Les partis politiques « Pheu Thai » et « Bhumjaithai », arrivés deuxième et troisième aux élections législatives en Thaïlande, ont annoncé une nouvelle coalition pour la formation d’un gouvernement.
« Les deux partis détiennent ensemble 212 sièges à la Chambre des représentants et oeuvrent pour le soutien d’autres partis pour former un gouvernement », a indiqué mardi le chef du parti « Pheu Thai », Chonlanan Srikaew.
Cette annonce intervient après que le parti « Move Forward » (MFP), arrivé largement en tête des élections et disposant de 151 députés à la chambre des représentants, a été écarté d’une coalition de huit partis qui tentait de former un gouvernement.
Le « Pheu Thai » a expliqué sa stratégie d’écarter le parti vainqueur des élections par le refus de l’ensemble de ses partenaires potentiels de participer à un gouvernement incluant le « Move Forward ».
L’exclusion du MFP, qui a refusé d’abandonner son projet de réformer la loi de lèse-majesté, était une des conditions posées par le « Bumjaithai », important allié du gouvernement sortant, pour rejoindre une coalition menée par le parti « Pheu Thai ».

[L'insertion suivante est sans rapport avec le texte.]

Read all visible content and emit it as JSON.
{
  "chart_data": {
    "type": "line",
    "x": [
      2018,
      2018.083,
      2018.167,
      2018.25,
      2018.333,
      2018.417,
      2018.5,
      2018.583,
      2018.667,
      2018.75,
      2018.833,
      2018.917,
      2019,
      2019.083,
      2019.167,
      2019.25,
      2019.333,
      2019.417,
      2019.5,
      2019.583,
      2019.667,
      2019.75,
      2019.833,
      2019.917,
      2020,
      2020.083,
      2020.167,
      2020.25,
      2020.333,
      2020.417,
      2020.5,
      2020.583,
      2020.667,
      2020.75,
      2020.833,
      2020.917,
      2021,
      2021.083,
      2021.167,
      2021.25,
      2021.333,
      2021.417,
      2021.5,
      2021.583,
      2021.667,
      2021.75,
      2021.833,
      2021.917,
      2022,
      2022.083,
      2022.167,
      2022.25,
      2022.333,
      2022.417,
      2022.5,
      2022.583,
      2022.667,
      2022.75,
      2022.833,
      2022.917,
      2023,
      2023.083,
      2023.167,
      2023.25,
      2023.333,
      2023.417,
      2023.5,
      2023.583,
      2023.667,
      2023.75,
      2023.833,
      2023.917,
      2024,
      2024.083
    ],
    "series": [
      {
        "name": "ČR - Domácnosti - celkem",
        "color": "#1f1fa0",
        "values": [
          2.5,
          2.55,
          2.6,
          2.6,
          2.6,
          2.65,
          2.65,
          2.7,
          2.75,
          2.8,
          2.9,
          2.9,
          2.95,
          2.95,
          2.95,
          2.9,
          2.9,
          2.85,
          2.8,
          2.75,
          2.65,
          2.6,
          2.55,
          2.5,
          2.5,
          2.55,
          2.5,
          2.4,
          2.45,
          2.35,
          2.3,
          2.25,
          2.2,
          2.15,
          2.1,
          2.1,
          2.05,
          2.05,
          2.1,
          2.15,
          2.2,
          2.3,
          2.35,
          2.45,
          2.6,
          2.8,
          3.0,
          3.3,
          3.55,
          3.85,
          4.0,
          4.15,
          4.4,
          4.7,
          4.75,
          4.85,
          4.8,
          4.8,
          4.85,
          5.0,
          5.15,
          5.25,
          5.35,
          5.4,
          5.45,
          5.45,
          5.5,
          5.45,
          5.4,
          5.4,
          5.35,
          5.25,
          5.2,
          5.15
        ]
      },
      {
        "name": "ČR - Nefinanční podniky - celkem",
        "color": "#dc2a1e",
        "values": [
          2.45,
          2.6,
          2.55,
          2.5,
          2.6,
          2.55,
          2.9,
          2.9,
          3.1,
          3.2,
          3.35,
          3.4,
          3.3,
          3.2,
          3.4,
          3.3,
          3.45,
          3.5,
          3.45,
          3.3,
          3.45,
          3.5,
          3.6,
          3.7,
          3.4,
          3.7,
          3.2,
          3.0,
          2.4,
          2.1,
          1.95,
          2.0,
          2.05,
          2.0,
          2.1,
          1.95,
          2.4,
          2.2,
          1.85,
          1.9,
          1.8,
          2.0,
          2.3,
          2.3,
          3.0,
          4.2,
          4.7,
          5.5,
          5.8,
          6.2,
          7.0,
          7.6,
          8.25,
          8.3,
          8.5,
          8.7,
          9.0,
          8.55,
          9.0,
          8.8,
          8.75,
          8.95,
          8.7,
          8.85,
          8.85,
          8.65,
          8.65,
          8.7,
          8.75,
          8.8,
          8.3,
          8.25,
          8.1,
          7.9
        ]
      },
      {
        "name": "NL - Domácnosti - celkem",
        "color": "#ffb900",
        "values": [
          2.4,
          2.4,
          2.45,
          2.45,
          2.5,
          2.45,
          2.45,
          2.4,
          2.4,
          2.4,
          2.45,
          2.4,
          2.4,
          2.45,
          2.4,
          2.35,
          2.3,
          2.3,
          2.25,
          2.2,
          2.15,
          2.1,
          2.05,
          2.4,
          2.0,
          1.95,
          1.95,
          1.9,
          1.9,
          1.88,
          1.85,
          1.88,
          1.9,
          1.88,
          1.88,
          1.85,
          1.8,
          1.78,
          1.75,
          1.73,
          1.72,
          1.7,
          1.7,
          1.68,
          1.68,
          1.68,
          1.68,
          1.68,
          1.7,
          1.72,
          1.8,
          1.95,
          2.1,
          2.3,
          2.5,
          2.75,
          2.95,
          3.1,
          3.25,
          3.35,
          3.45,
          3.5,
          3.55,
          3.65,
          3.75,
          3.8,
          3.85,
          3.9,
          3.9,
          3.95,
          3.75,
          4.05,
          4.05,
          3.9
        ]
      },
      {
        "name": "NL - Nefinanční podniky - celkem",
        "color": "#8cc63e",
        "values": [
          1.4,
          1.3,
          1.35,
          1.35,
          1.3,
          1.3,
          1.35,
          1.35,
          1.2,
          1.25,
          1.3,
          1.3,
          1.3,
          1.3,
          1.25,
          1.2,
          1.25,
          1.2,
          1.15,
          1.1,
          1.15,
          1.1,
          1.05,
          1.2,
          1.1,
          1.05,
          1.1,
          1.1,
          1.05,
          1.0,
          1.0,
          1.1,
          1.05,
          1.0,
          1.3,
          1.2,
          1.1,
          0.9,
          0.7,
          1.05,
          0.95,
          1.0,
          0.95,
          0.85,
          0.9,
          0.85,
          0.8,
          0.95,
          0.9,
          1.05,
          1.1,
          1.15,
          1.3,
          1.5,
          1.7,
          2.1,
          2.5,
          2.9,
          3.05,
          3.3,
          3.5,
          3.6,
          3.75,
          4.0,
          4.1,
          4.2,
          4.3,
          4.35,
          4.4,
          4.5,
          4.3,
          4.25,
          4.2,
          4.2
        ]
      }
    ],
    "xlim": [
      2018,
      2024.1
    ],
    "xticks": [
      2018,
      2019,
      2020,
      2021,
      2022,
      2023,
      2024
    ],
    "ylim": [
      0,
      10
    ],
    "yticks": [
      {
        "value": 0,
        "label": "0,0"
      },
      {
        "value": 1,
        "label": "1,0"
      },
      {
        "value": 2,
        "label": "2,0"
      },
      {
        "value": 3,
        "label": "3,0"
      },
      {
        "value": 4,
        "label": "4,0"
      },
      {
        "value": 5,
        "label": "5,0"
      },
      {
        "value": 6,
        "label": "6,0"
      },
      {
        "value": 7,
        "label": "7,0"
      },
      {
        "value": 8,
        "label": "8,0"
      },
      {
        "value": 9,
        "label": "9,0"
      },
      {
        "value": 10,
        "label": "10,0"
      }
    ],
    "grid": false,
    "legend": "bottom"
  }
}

Pour pouvoir former un gouvernement en Thaïlande, il faut non seulement obtenir le soutien de la Chambre des représentants (500 députés) mais aussi du Sénat, constitué de 250 membres nommés.
Le « Pheu Thai » a présenté comme candidat au poste de Premier ministre l’homme d’affaires Srettha Thavisin, après que la candidature du chef du MFP, Pita Limjaroenrat, a été bloquée par les sénateurs.
Pita Limjaroenrat, 42 ans, avait obtenu 324 voix dans les deux chambres lors d’un vote à la mi-juillet, dont uniquement 13 au Sénat.
Sa deuxième tentative quelques jours plus tard a été bloquée et il a été suspendu de son mandat de député par la Cour constitutionnelle pour détention de parts dans une chaîne de télévision durant sa campagne électorale, ce qui est interdit par la loi thaïlandaise.